Effect of various surfactants on optical and electrical properties of Cu+2-doped ZnS semiconductor nanoparticles

Abstract

In this work, Cu+2-doped ZnS semiconductor nanoparticles have been synthesized using co-precipitation route caped with various surfactants such as diethyl-amine (DEA), poly-vinyl alcohol (PVA), cetyl trimethylammonium bromide (CTAB), polyethylene glycol (PEG) and triethyl-amine (TEA). The structural analysis has been carried out by X-ray diffractometer (XRD) and Fourier-transform infrared spectroscopy (FTIR).

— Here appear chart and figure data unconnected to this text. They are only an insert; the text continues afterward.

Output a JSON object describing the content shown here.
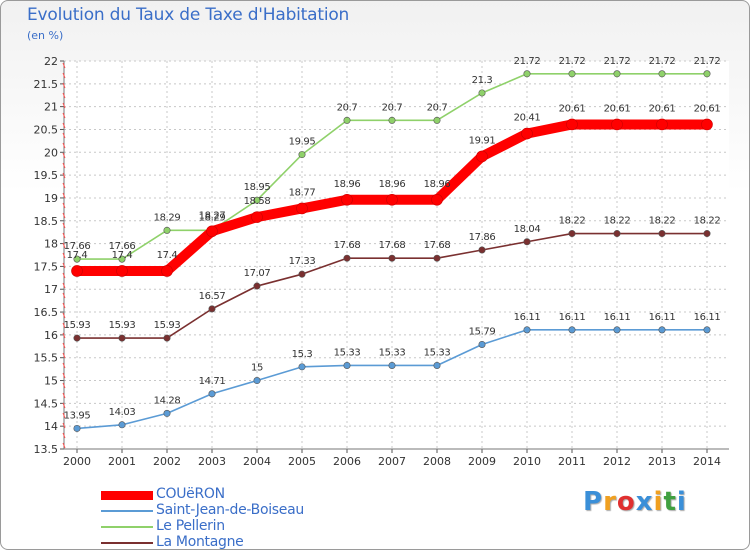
{
  "title": "Evolution du Taux de Taxe d'Habitation",
  "unit": "(en %)",
  "logo": {
    "text": "Proxiti",
    "letters": [
      {
        "ch": "P",
        "color": "#3a8fd8"
      },
      {
        "ch": "r",
        "color": "#f0a020"
      },
      {
        "ch": "o",
        "color": "#e03030"
      },
      {
        "ch": "x",
        "color": "#3a8fd8"
      },
      {
        "ch": "i",
        "color": "#f0a020"
      },
      {
        "ch": "t",
        "color": "#40a040"
      },
      {
        "ch": "i",
        "color": "#3a8fd8"
      }
    ]
  },
  "chart_data": {
    "type": "line",
    "title": "Evolution du Taux de Taxe d'Habitation",
    "ylabel": "(en %)",
    "xlabel": "",
    "x": [
      "2000",
      "2001",
      "2002",
      "2003",
      "2004",
      "2005",
      "2006",
      "2007",
      "2008",
      "2009",
      "2010",
      "2011",
      "2012",
      "2013",
      "2014"
    ],
    "ylim": [
      13.5,
      22
    ],
    "yticks": [
      "13.5",
      "14",
      "14.5",
      "15",
      "15.5",
      "16",
      "16.5",
      "17",
      "17.5",
      "18",
      "18.5",
      "19",
      "19.5",
      "20",
      "20.5",
      "21",
      "21.5",
      "22"
    ],
    "grid": true,
    "legend_position": "bottom-left",
    "series": [
      {
        "name": "COUëRON",
        "color": "#ff0000",
        "emphasis": true,
        "values": [
          17.4,
          17.4,
          17.4,
          18.27,
          18.58,
          18.77,
          18.96,
          18.96,
          18.96,
          19.91,
          20.41,
          20.61,
          20.61,
          20.61,
          20.61
        ],
        "labels": [
          "17.4",
          "17.4",
          "17.4",
          "18.27",
          "18.58",
          "18.77",
          "18.96",
          "18.96",
          "18.96",
          "19.91",
          "20.41",
          "20.61",
          "20.61",
          "20.61",
          "20.61"
        ]
      },
      {
        "name": "Saint-Jean-de-Boiseau",
        "color": "#5b9bd5",
        "emphasis": false,
        "values": [
          13.95,
          14.03,
          14.28,
          14.71,
          15,
          15.3,
          15.33,
          15.33,
          15.33,
          15.79,
          16.11,
          16.11,
          16.11,
          16.11,
          16.11
        ],
        "labels": [
          "13.95",
          "14.03",
          "14.28",
          "14.71",
          "15",
          "15.3",
          "15.33",
          "15.33",
          "15.33",
          "15.79",
          "16.11",
          "16.11",
          "16.11",
          "16.11",
          "16.11"
        ]
      },
      {
        "name": "Le Pellerin",
        "color": "#8fd16a",
        "emphasis": false,
        "values": [
          17.66,
          17.66,
          18.29,
          18.29,
          18.95,
          19.95,
          20.7,
          20.7,
          20.7,
          21.3,
          21.72,
          21.72,
          21.72,
          21.72,
          21.72
        ],
        "labels": [
          "17.66",
          "17.66",
          "18.29",
          "18.29",
          "18.95",
          "19.95",
          "20.7",
          "20.7",
          "20.7",
          "21.3",
          "21.72",
          "21.72",
          "21.72",
          "21.72",
          "21.72"
        ]
      },
      {
        "name": "La Montagne",
        "color": "#7a3030",
        "emphasis": false,
        "values": [
          15.93,
          15.93,
          15.93,
          16.57,
          17.07,
          17.33,
          17.68,
          17.68,
          17.68,
          17.86,
          18.04,
          18.22,
          18.22,
          18.22,
          18.22
        ],
        "labels": [
          "15.93",
          "15.93",
          "15.93",
          "16.57",
          "17.07",
          "17.33",
          "17.68",
          "17.68",
          "17.68",
          "17.86",
          "18.04",
          "18.22",
          "18.22",
          "18.22",
          "18.22"
        ]
      }
    ]
  }
}
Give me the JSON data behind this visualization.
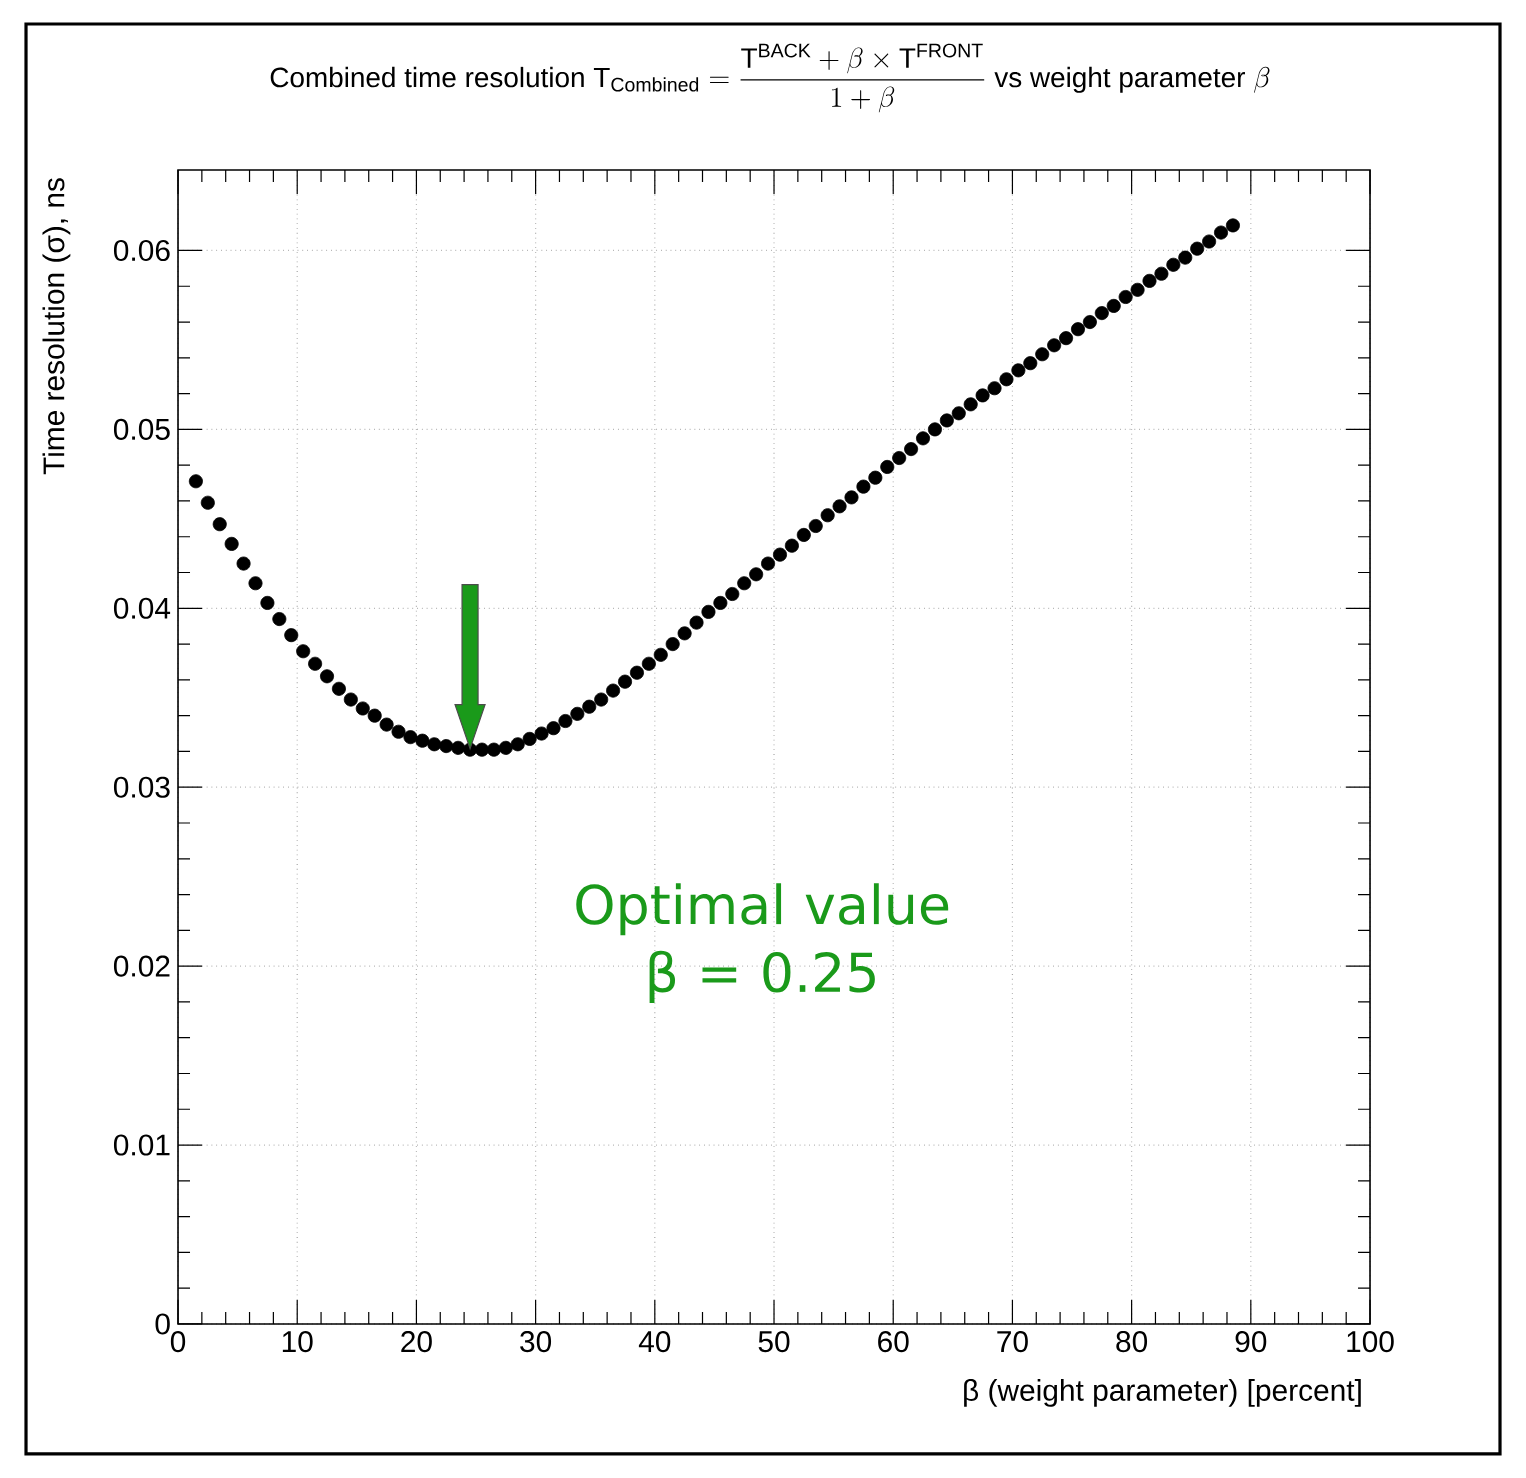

Morphological and elemental analysis have been performed by scanning electron microscopy (SEM) and X-ray-dispersive X-ray spectroscopy (EDX), respectively. XRD and FTIR have revealed the cubic structure of prepared nanoparticles. The crystallite size has been calculated in the range 15–20 nm through XRD. A hexagonal peak of ZnO is also observed in XRD pattern. The optical and electrical properties have been studied through UV–Vis spectroscopy and Four-point probe technique, respectively. EDX has revealed the presence of S, Cu and Zn as major elements in prepared samples. Optical band gap energy has been estimated in the range 3.6–4.2 eV with absorption edge from 270 to 277 nm. The conductivity of prepared samples has been increased with the decrease in band gap.